Patrimoine : Tissus Papi, institution roubaisienne

Tout comme l’histoire des café, il s’agit ici d’un texte publié sur le feu blog participatif Roubaix Patrimoines. Ce blog ayant disparu je ne sais où, j’ai remis la main sur ce texte que je vous partage ici. Il date de 2015, a été republié le 25 mars 2020 ici en date de sa première publication, le 19 novembre 2015 et semble toujours d’actualité.

Depuis plus de 30 ans, une drôle de boutique siège au 10 rue la Fontaine, à Roubaix, : les Tissus Papi. Certains disent que c’est une institution à Roubaix. D’autres l’appellent la caverne d’Ali Baba. Je n’aime pas trop ce nom, moi qui grandis dans cet endroit depuis trente ans. J’y ai vu toute la famille. Tout le monde y est passé, tout le monde y passe encore. C’est le rendez-vous premier des oncles, cousins, fils et filles partis vivre un peu de loin de chez nous. Là, ils savent que peu importe l’heure, ils seront accueillis comme à la maison.

Ils en est de même pour nos clients, accueillis comme à la maison. Certains sont devenus des amis. Toujours nous essayons d’avoir le sourire, peu importe l’heure, la météo ou la fatigue. A l’heure du « toujours plus vite » Papi fait figure d’outsider. Nous y prenons notre temps, quitte à faire fuir un client trop pressé. Il reviendra s’il a besoin. Nous sommes peut être là prescripteur du slow-shopping. Il existe bien le slow-food ou la slow-cosmétique.

Héritier de l’histoire textile de la cité aux mille cheminées, Papi garde le traditionnel amour des couleurs et des matières, des textures et des modes. L’amour du travail bien fait en découle, après plus de soixante ans d’histoire, trente-cinq ans de magasin l’an prochain, trois ans de boutique en ligne et trois générations. Il parait que nous faisons partie du patrimoine.

Chez nous, pas de conseil d’administration annuel. Non, chez nous, il est quotidien. Au détour d’une porte, lors d’un chargement/déchargement de camion, lorsqu’une idée nous passe par la tête, nous en parlons et faisons évoluer Papi.
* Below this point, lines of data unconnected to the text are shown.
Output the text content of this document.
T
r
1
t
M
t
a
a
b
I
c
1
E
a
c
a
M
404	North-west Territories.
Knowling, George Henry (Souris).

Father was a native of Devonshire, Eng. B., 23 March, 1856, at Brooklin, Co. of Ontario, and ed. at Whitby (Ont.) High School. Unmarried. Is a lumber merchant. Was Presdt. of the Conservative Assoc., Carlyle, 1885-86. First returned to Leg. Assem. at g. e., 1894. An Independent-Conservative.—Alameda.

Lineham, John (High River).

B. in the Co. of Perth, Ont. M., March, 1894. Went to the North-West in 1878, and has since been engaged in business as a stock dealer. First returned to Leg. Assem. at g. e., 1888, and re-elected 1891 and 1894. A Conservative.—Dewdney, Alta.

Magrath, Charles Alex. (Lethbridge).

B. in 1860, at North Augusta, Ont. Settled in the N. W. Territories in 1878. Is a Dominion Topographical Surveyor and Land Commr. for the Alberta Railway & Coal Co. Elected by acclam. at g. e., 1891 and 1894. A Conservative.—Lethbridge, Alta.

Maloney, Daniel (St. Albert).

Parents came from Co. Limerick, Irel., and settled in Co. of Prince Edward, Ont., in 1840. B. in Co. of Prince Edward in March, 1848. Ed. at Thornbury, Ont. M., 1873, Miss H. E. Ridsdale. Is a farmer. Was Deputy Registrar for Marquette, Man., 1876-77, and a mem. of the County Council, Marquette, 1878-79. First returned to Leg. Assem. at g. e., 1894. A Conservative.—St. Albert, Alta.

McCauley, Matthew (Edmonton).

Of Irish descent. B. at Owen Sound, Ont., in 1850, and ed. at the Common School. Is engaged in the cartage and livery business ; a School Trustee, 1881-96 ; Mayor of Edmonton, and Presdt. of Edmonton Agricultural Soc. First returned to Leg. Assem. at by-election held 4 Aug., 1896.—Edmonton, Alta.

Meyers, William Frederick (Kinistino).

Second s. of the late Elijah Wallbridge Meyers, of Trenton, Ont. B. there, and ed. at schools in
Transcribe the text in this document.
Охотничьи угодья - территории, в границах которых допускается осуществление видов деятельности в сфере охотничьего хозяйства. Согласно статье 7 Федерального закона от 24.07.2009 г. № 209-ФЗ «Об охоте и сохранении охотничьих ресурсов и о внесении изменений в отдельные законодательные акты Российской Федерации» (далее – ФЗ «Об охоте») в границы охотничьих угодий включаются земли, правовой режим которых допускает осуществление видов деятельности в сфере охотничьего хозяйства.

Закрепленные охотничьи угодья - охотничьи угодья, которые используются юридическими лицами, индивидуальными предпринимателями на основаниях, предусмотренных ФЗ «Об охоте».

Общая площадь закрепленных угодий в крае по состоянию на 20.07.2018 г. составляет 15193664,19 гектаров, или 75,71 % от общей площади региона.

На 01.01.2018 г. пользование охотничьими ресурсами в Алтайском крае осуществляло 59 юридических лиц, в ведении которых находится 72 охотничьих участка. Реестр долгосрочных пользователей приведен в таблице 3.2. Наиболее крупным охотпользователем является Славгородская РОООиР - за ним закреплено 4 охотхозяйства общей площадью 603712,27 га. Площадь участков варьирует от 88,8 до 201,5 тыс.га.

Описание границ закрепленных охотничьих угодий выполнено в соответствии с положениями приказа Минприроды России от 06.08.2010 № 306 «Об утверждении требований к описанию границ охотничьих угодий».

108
La confiance est totale, chacun a son rôle, chacun a sa patte, chacun vit Papi à sa façon, avec son coeur. L’âme en peine d’un oncle, d’une mère voyant un avis négatif d’un client sur notre boutique en ligne. La joie commune d’un contrat accepté par le client. Le sourire d’une cliente ravie de sa robe, qu’elle a confectionné avec nos tissus. La joie d’une grand-mère venue au magasin pour acheter le coton qui ira au couffin de son petit fils nouveau né. En trente-cinq ans, combien de mariages avons-nous vus ? Combien de baptêmes ? Combien d’enfants ont dansé, costumés de nos tissus, lors de fêtes d’écoles ? Il nous est bien difficile de répondre à toutes ces questions d’une vie.

De la vie d’une entreprise, Papi est surtout notre vie, un peu de la vôtre aussi.

Je vous laisse, le téléphone sonne. Mon oncle ou ma maman au bout du fil. A cette heure de la journée, ça aurait pu être des collègues.